The book was not an instant bestseller. By 1968 Herbert had made only $20,000 from it and was not yet able to take up full-time writing. However, the publication of Dune did open doors for him. He was the Seattle Post-Intelligencer's education writer from 1969 to 1972 and lecturer in general and interdisciplinary studies at the University of Washington (1970-2). He worked in Vietnam and Pakistan as a social and ecological consultant in 1972. Herbert was only able to take up full-time writing in 1972. In 1973 he was director-photographer of the television show The Tillers.

In the 1970s and 1980s, Herbert finally enjoyed commercial success as an author. He lived between Hawaii and Washington State. During this time he wrote numerous books and pushed ecological and philosophical ideas. He continued his Dune saga, following it with The Ascension Factor.

But his change in fortune was shaded by tragedy. In 1974, Beverly underwent an operation for cancer which gave her gave her ten more years of life, but adversely affected her health. She died on February 7, 1984. In his afterword to Chapterhouse Dune, Frank writes a moving elegy for his wife.

1984 was a tumultuous year in Herbert's life. In the same year his wife tragically died, his career ironically took off as well with the release of David Lynch's film version of Dune. Despite high expectations, big-budget production design, and an A-list cast, the movie drew mostly poor reviews in the United States. However, despite a disappointing response in the USA, the film was a critical and commercial success in Europe and Japan. Also in 1984 Herbert published the fifth book in the Dune saga, Heretics Of Dune, which many readers believe to be as good as Dune itself. Finally, following the passing away of Beverly, Frank married Theresa Shackelford later in the year.
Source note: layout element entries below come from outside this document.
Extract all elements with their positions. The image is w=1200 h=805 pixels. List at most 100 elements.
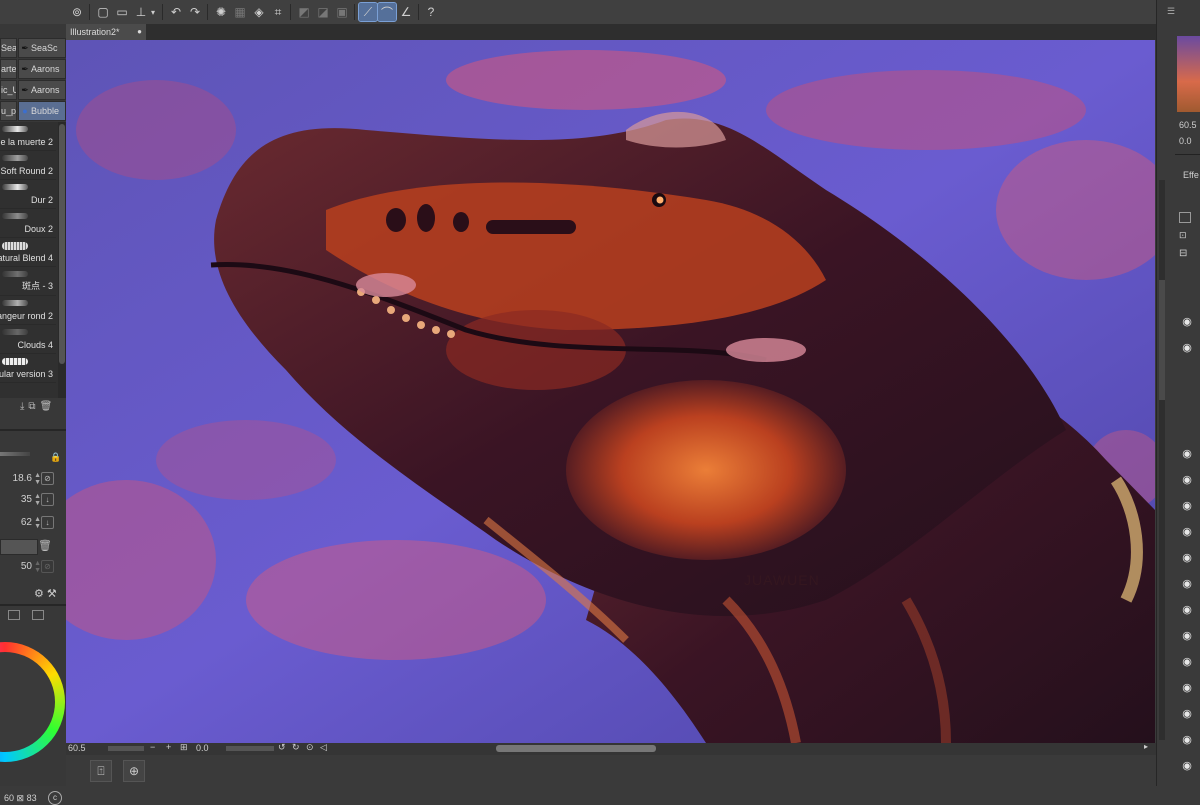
brush-list-scrollbar[interactable] <box>58 122 66 398</box>
color-wheel[interactable] <box>0 642 65 762</box>
spinner-icon[interactable]: ▲ ▼ <box>34 516 41 530</box>
rotation-value[interactable]: 0.0 <box>196 743 209 753</box>
navigator-thumbnail[interactable] <box>1177 36 1200 112</box>
trash-icon[interactable]: 🗑 <box>38 539 52 552</box>
brush-item[interactable]: Soft Round 2 <box>0 151 56 180</box>
stabilization-row[interactable]: 50 ▲ ▼ ⊘ <box>0 557 60 577</box>
drawing-canvas[interactable]: JUAWUEN <box>66 40 1155 743</box>
subtool-item[interactable]: ✒ SeaSc <box>18 38 66 58</box>
pressure-icon[interactable]: ⊘ <box>41 560 54 573</box>
spinner-icon[interactable]: ▲ ▼ <box>34 560 41 574</box>
flip-icon[interactable]: ◁ <box>320 742 327 753</box>
clear-icon[interactable]: ▦ <box>231 3 249 21</box>
eye-icon[interactable]: ◉ <box>1179 552 1195 564</box>
stabilizer-line-icon[interactable]: ⟋ <box>358 2 378 22</box>
chevron-right-icon[interactable]: ▸ <box>1144 742 1148 751</box>
brush-item[interactable]: Clouds 4 <box>0 325 56 354</box>
close-icon[interactable]: ● <box>137 24 142 40</box>
transform-icon[interactable]: ⌗ <box>269 3 287 21</box>
density-row[interactable]: 62 ▲ ▼ ↓ <box>0 513 60 533</box>
subtool-item[interactable]: arte <box>0 59 17 79</box>
subtool-item-selected[interactable]: ● Bubble <box>18 101 66 121</box>
zoom-slider[interactable] <box>108 746 144 751</box>
eye-icon[interactable]: ◉ <box>1179 474 1195 486</box>
eye-icon[interactable]: ◉ <box>1179 526 1195 538</box>
eye-icon[interactable]: ◉ <box>1179 630 1195 642</box>
eye-icon[interactable]: ◉ <box>1179 316 1195 328</box>
wrench-icon[interactable]: ⚒ <box>47 588 60 600</box>
duplicate-icon[interactable]: ⧉ <box>28 401 39 412</box>
brush-item[interactable]: 斑点 - 3 <box>0 267 56 296</box>
spinner-icon[interactable]: ▲ ▼ <box>34 493 41 507</box>
brush-item[interactable]: gular version 3 <box>0 354 56 383</box>
layer-mask-icon[interactable]: ⊟ <box>1179 248 1187 259</box>
rotation-slider[interactable] <box>226 746 274 751</box>
brush-item[interactable]: de la muerte 2 <box>0 122 56 151</box>
eye-icon[interactable]: ◉ <box>1179 342 1195 354</box>
selection-area-icon[interactable]: ▣ <box>333 3 351 21</box>
selection-border-icon[interactable]: ◪ <box>314 3 332 21</box>
layer-scrollbar[interactable] <box>1159 180 1165 740</box>
lock-icon[interactable]: 🔒 <box>50 452 61 463</box>
stabilizer-ruler-icon[interactable]: ∠ <box>397 3 415 21</box>
loading-icon[interactable]: ✺ <box>212 3 230 21</box>
texture-field[interactable] <box>0 539 38 555</box>
layout-toggle-icon[interactable]: ⊕ <box>123 760 145 782</box>
reset-rotation-icon[interactable]: ⊙ <box>306 742 314 753</box>
eye-icon[interactable]: ◉ <box>1179 708 1195 720</box>
brush-item[interactable]: Doux 2 <box>0 209 56 238</box>
rotate-right-icon[interactable]: ↻ <box>292 742 300 753</box>
open-icon[interactable]: ▭ <box>113 3 131 21</box>
zoom-value[interactable]: 60.5 <box>68 743 86 753</box>
eye-icon[interactable]: ◉ <box>1179 578 1195 590</box>
navigator-zoom[interactable]: 60.5 <box>1179 120 1197 130</box>
horizontal-scrollbar[interactable] <box>496 745 656 752</box>
tab-document[interactable]: Illustration2* ● <box>66 24 146 40</box>
brush-item[interactable]: Dur 2 <box>0 180 56 209</box>
layer-property-effect[interactable]: Effe <box>1183 170 1199 180</box>
swap-icon[interactable]: ⊠ <box>17 793 25 803</box>
pressure-icon[interactable]: ↓ <box>41 493 54 506</box>
subtool-item[interactable]: u_pi <box>0 101 17 121</box>
pressure-icon[interactable]: ⊘ <box>41 472 54 485</box>
navigator-toggle-icon[interactable]: ⍐ <box>90 760 112 782</box>
subtool-item[interactable]: SeaSa <box>0 38 17 58</box>
fill-icon[interactable]: ◈ <box>250 3 268 21</box>
settings-icon[interactable]: ⚙ <box>34 588 47 600</box>
navigator-rotation[interactable]: 0.0 <box>1179 136 1192 146</box>
pressure-icon[interactable]: ↓ <box>41 516 54 529</box>
redo-icon[interactable]: ↷ <box>186 3 204 21</box>
hide-selection-icon[interactable]: ◩ <box>295 3 313 21</box>
eye-icon[interactable]: ◉ <box>1179 604 1195 616</box>
color-settings-icon[interactable]: c <box>48 791 62 805</box>
layer-lock-icon[interactable]: ⊡ <box>1179 230 1187 241</box>
layer-mode-icon[interactable] <box>1179 212 1191 223</box>
subtool-item[interactable]: ✒ Aarons <box>18 59 66 79</box>
fit-icon[interactable]: ⊞ <box>180 742 188 753</box>
help-icon[interactable]: ? <box>422 3 440 21</box>
zoom-in-icon[interactable]: + <box>166 742 171 752</box>
brush-item[interactable]: atural Blend 4 <box>0 238 56 267</box>
stabilizer-curve-icon[interactable]: ⌒ <box>377 2 397 22</box>
subtool-item[interactable]: ic_U <box>0 80 17 100</box>
save-icon[interactable]: ⊥ <box>132 3 150 21</box>
eye-icon[interactable]: ◉ <box>1179 682 1195 694</box>
zoom-out-icon[interactable]: − <box>150 742 155 752</box>
app-menu-icon[interactable]: ⊚ <box>68 3 86 21</box>
chevron-down-icon[interactable]: ▾ <box>149 3 157 21</box>
eye-icon[interactable]: ◉ <box>1179 734 1195 746</box>
opacity-row[interactable]: 35 ▲ ▼ ↓ <box>0 490 60 510</box>
panel-menu-icon[interactable]: ☰ <box>1167 6 1175 17</box>
trash-icon[interactable]: 🗑 <box>40 401 57 412</box>
color-tab-icon[interactable] <box>8 610 20 620</box>
brush-item[interactable]: angeur rond 2 <box>0 296 56 325</box>
eye-icon[interactable]: ◉ <box>1179 448 1195 460</box>
spinner-icon[interactable]: ▲ ▼ <box>34 472 41 486</box>
new-canvas-icon[interactable]: ▢ <box>94 3 112 21</box>
rotate-left-icon[interactable]: ↺ <box>278 742 286 753</box>
brush-size-row[interactable]: 18.6 ▲ ▼ ⊘ <box>0 469 60 489</box>
subtool-item[interactable]: ✒ Aarons <box>18 80 66 100</box>
eye-icon[interactable]: ◉ <box>1179 760 1195 772</box>
eye-icon[interactable]: ◉ <box>1179 656 1195 668</box>
color-tab-icon[interactable] <box>32 610 44 620</box>
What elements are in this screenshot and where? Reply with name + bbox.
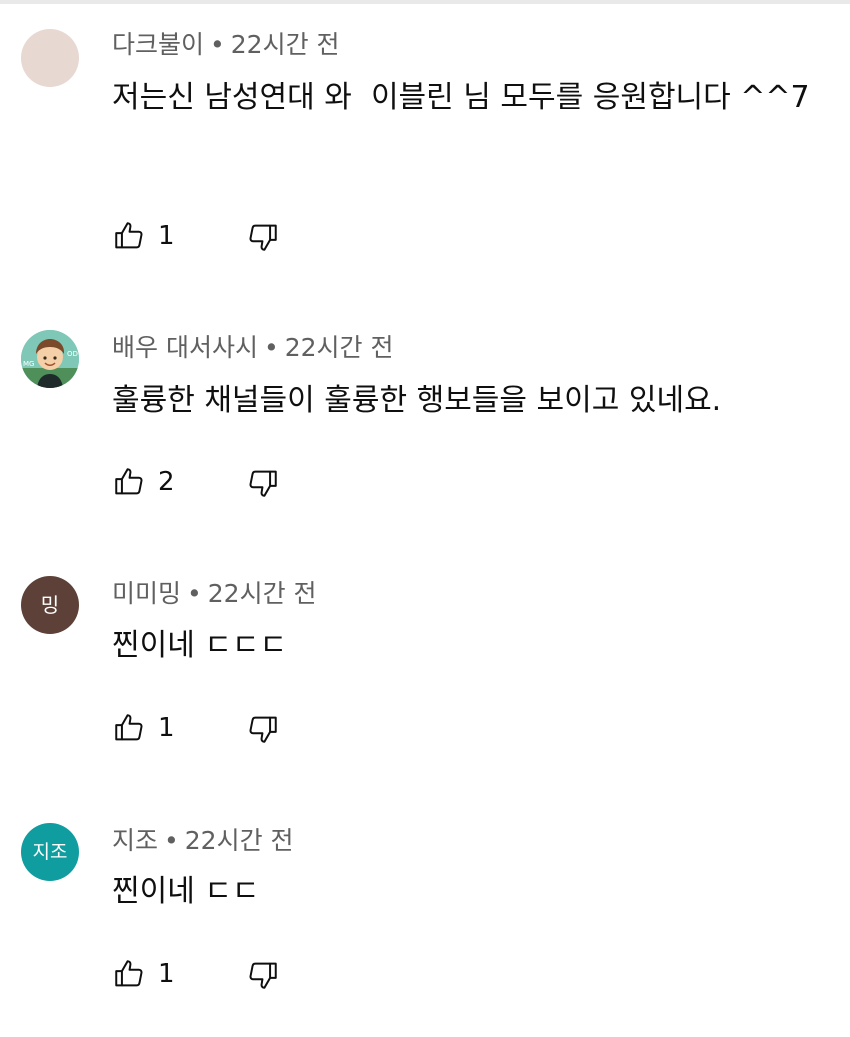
thumbs-up-icon bbox=[115, 960, 143, 987]
comment-meta: 배우 대서사시 • 22시간 전 bbox=[112, 330, 393, 366]
comment-actions: 1 bbox=[112, 954, 277, 994]
dislike-button[interactable] bbox=[246, 958, 280, 996]
comment-time[interactable]: 22시간 전 bbox=[185, 826, 294, 855]
comment-text: 저는신 남성연대 와 이블린 님 모두를 응원합니다 ^^7 bbox=[112, 80, 810, 115]
thumbs-up-icon bbox=[115, 468, 143, 495]
comment-text: 훌륭한 채널들이 훌륭한 행보들을 보이고 있네요. bbox=[112, 383, 722, 418]
meta-separator: • bbox=[164, 826, 179, 855]
comment-text: 찐이네 ㄷㄷㄷ bbox=[112, 628, 288, 663]
like-button[interactable]: 1 bbox=[112, 957, 178, 991]
comment-meta: 다크불이 • 22시간 전 bbox=[112, 27, 340, 63]
comment-time[interactable]: 22시간 전 bbox=[285, 333, 394, 362]
comment-author[interactable]: 미미밍 bbox=[112, 579, 181, 608]
thumbs-down-icon bbox=[249, 224, 277, 251]
like-count: 1 bbox=[158, 713, 175, 743]
avatar[interactable]: 밍 bbox=[21, 576, 79, 634]
comment-time[interactable]: 22시간 전 bbox=[208, 579, 317, 608]
comment-author[interactable]: 지조 bbox=[112, 826, 158, 855]
like-button[interactable]: 1 bbox=[112, 711, 178, 745]
meta-separator: • bbox=[210, 30, 225, 59]
comment-meta: 지조 • 22시간 전 bbox=[112, 823, 294, 859]
comment-actions: 1 bbox=[112, 708, 277, 748]
thumbs-up-icon bbox=[115, 714, 143, 741]
like-button[interactable]: 2 bbox=[112, 465, 178, 499]
like-count: 1 bbox=[158, 959, 175, 989]
dislike-button[interactable] bbox=[246, 466, 280, 504]
svg-text:OD: OD bbox=[67, 350, 78, 358]
avatar-letter: 지조 bbox=[32, 840, 68, 863]
thumbs-down-icon bbox=[249, 716, 277, 743]
avatar[interactable]: 지조 bbox=[21, 823, 79, 881]
thumbs-down-icon bbox=[249, 962, 277, 989]
avatar[interactable] bbox=[21, 29, 79, 87]
top-divider bbox=[0, 0, 850, 4]
avatar-illustration: MG OD bbox=[21, 330, 79, 388]
dislike-button[interactable] bbox=[246, 220, 280, 258]
avatar[interactable]: MG OD bbox=[21, 330, 79, 388]
thumbs-up-icon bbox=[115, 222, 143, 249]
comment-time[interactable]: 22시간 전 bbox=[231, 30, 340, 59]
svg-text:MG: MG bbox=[23, 360, 34, 368]
dislike-button[interactable] bbox=[246, 712, 280, 750]
comment-author[interactable]: 배우 대서사시 bbox=[112, 333, 258, 362]
meta-separator: • bbox=[263, 333, 279, 362]
like-count: 1 bbox=[158, 221, 175, 251]
comment-text: 찐이네 ㄷㄷ bbox=[112, 874, 260, 909]
meta-separator: • bbox=[187, 579, 202, 608]
comment-meta: 미미밍 • 22시간 전 bbox=[112, 576, 317, 612]
like-count: 2 bbox=[158, 467, 175, 497]
comment-actions: 1 bbox=[112, 216, 277, 256]
like-button[interactable]: 1 bbox=[112, 219, 178, 253]
thumbs-down-icon bbox=[249, 470, 277, 497]
comment-actions: 2 bbox=[112, 462, 277, 502]
avatar-letter: 밍 bbox=[40, 593, 60, 617]
comment-author[interactable]: 다크불이 bbox=[112, 30, 204, 59]
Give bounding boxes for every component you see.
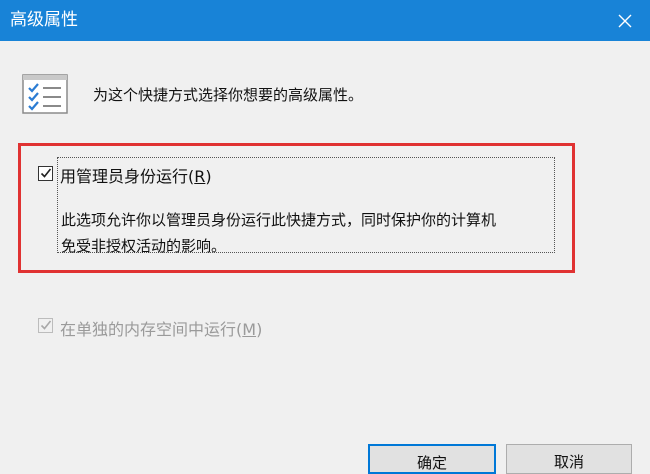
run-as-admin-access-key: R: [194, 167, 206, 186]
title-bar: 高级属性: [0, 0, 650, 41]
separate-memory-label[interactable]: 在单独的内存空间中运行(M): [60, 316, 262, 340]
run-as-admin-label-text: 用管理员身份运行(: [60, 167, 195, 186]
cancel-button[interactable]: 取消: [506, 444, 632, 474]
checklist-icon: [22, 74, 68, 114]
close-icon: [618, 14, 632, 27]
separate-memory-label-text: 在单独的内存空间中运行(: [60, 320, 243, 339]
close-button[interactable]: [600, 0, 650, 41]
checkmark-icon: [40, 320, 52, 330]
description-line-1: 此选项允许你以管理员身份运行此快捷方式，同时保护你的计算机: [61, 211, 497, 229]
window-title: 高级属性: [10, 10, 78, 30]
description-line-2: 免受非授权活动的影响。: [61, 237, 227, 255]
separate-memory-access-key: M: [242, 320, 257, 339]
ok-button[interactable]: 确定: [368, 444, 496, 474]
run-as-admin-description: 此选项允许你以管理员身份运行此快捷方式，同时保护你的计算机 免受非授权活动的影响…: [61, 207, 553, 259]
checkmark-icon: [40, 168, 52, 178]
run-as-admin-label[interactable]: 用管理员身份运行(R): [60, 163, 212, 187]
run-as-admin-checkbox[interactable]: [38, 166, 53, 181]
header-description: 为这个快捷方式选择你想要的高级属性。: [93, 86, 364, 104]
separate-memory-label-close: ): [256, 320, 263, 339]
run-as-admin-label-close: ): [205, 167, 212, 186]
separate-memory-checkbox[interactable]: [38, 318, 53, 333]
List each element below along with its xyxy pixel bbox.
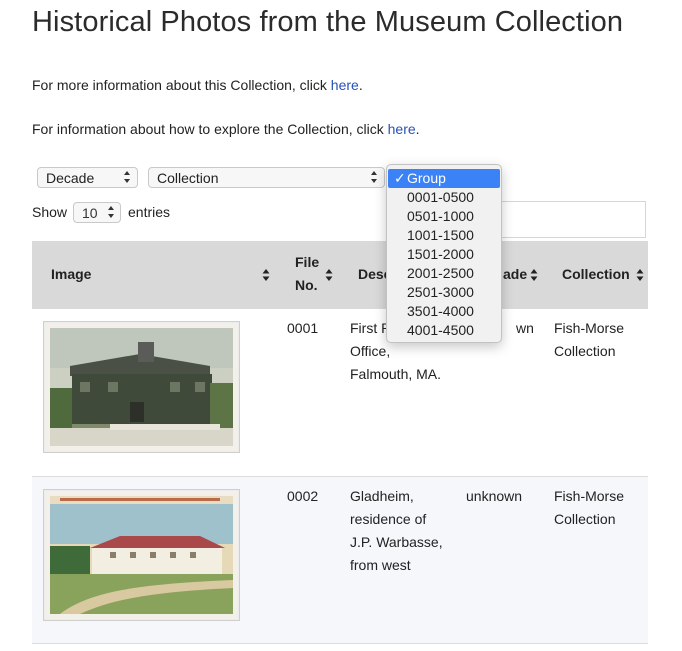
collection-line: Collection: [554, 343, 616, 359]
description-line: J.P. Warbasse,: [350, 534, 443, 550]
description-line: from west: [350, 557, 411, 573]
description-line: First P: [350, 320, 391, 336]
entries-per-page-select[interactable]: 10: [73, 202, 121, 223]
group-option[interactable]: 2001-2500: [387, 264, 501, 283]
decade-value: unknown: [466, 488, 523, 504]
file-number: 0001: [287, 320, 319, 336]
checkmark-icon: ✓: [394, 170, 406, 186]
show-label: Show: [32, 204, 68, 220]
decade-select-label: Decade: [46, 170, 95, 186]
collection-info-link[interactable]: here: [331, 77, 359, 93]
table-header: Image File No. Desc ade Collection: [32, 241, 648, 310]
column-header-image[interactable]: Image: [51, 263, 91, 286]
page-title: Historical Photos from the Museum Collec…: [32, 6, 624, 38]
updown-arrows-icon: [123, 170, 131, 184]
sort-icon[interactable]: [530, 268, 538, 282]
decade-value: wn: [516, 320, 534, 336]
group-option[interactable]: 3501-4000: [387, 302, 501, 321]
description-line: Falmouth, MA.: [350, 366, 442, 382]
file-number: 0002: [287, 488, 319, 504]
collection-line: Collection: [554, 511, 616, 527]
group-option[interactable]: 4001-4500: [387, 321, 501, 340]
table-row: 0001 First P Office, Falmouth, MA. wn Fi…: [32, 309, 648, 477]
group-option[interactable]: 1001-1500: [387, 226, 501, 245]
group-option-selected[interactable]: ✓ Group: [388, 169, 500, 188]
explore-info-text: For information about how to explore the…: [32, 121, 420, 137]
photo-thumbnail[interactable]: [43, 321, 240, 453]
collection-line: Fish-Morse: [554, 320, 625, 336]
collection-select-label: Collection: [157, 170, 219, 186]
collection-select[interactable]: Collection: [148, 167, 385, 188]
entries-per-page-value: 10: [82, 205, 98, 221]
column-header-collection[interactable]: Collection: [562, 263, 630, 286]
group-option[interactable]: 1501-2000: [387, 245, 501, 264]
column-header-file-no-line1[interactable]: File: [295, 251, 319, 274]
column-header-file-no-line2[interactable]: No.: [295, 274, 318, 297]
updown-arrows-icon: [107, 205, 115, 219]
sort-icon[interactable]: [262, 268, 270, 282]
explore-info-link[interactable]: here: [388, 121, 416, 137]
group-option[interactable]: 0001-0500: [387, 188, 501, 207]
column-header-decade[interactable]: ade: [503, 263, 527, 286]
entries-label: entries: [128, 204, 171, 220]
group-option[interactable]: 2501-3000: [387, 283, 501, 302]
group-option[interactable]: 0501-1000: [387, 207, 501, 226]
description-line: Office,: [350, 343, 391, 359]
collection-line: Fish-Morse: [554, 488, 625, 504]
description-line: residence of: [350, 511, 427, 527]
photo-thumbnail[interactable]: [43, 489, 240, 621]
decade-select[interactable]: Decade: [37, 167, 138, 188]
sort-icon[interactable]: [636, 268, 644, 282]
table-row: 0002 Gladheim, residence of J.P. Warbass…: [32, 477, 648, 644]
description-line: Gladheim,: [350, 488, 414, 504]
updown-arrows-icon: [370, 170, 378, 184]
sort-icon[interactable]: [325, 268, 333, 282]
collection-info-text: For more information about this Collecti…: [32, 77, 363, 93]
group-dropdown-menu: ✓ Group 0001-0500 0501-1000 1001-1500 15…: [386, 164, 502, 343]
Beverly apparently made Frank promise to finish the sixth book in the Dune sequence. In 1986, Herbert published Chapterhouse: Dune, which tied up many of the saga's story threads. This was to be Herbert's final single work - he died of pancreatic cancer on February 11, 1986, in Madison, Wisconsin, at the age of 65.

Frank Herbert left a rich posthumous legacy for his readers. He left behind notes for both the history of the Dune universe before the events of Dune and the novel he had planned to follow Chapterhouse: Dune. In recent years, Brian Herbert (Frank's son) and Kevin J. Anderson, have used those notes to write a very successful series of novels based on the pre-Dune materials and are preparing to write the post-Chapterhouse novel which fans refer to as Dune 7.

The film version of Dune is now a cult classic and has seen many more adaptations, including a much-anticipated release of a feature film meant to be released in 2020 but delayed by COVID-19.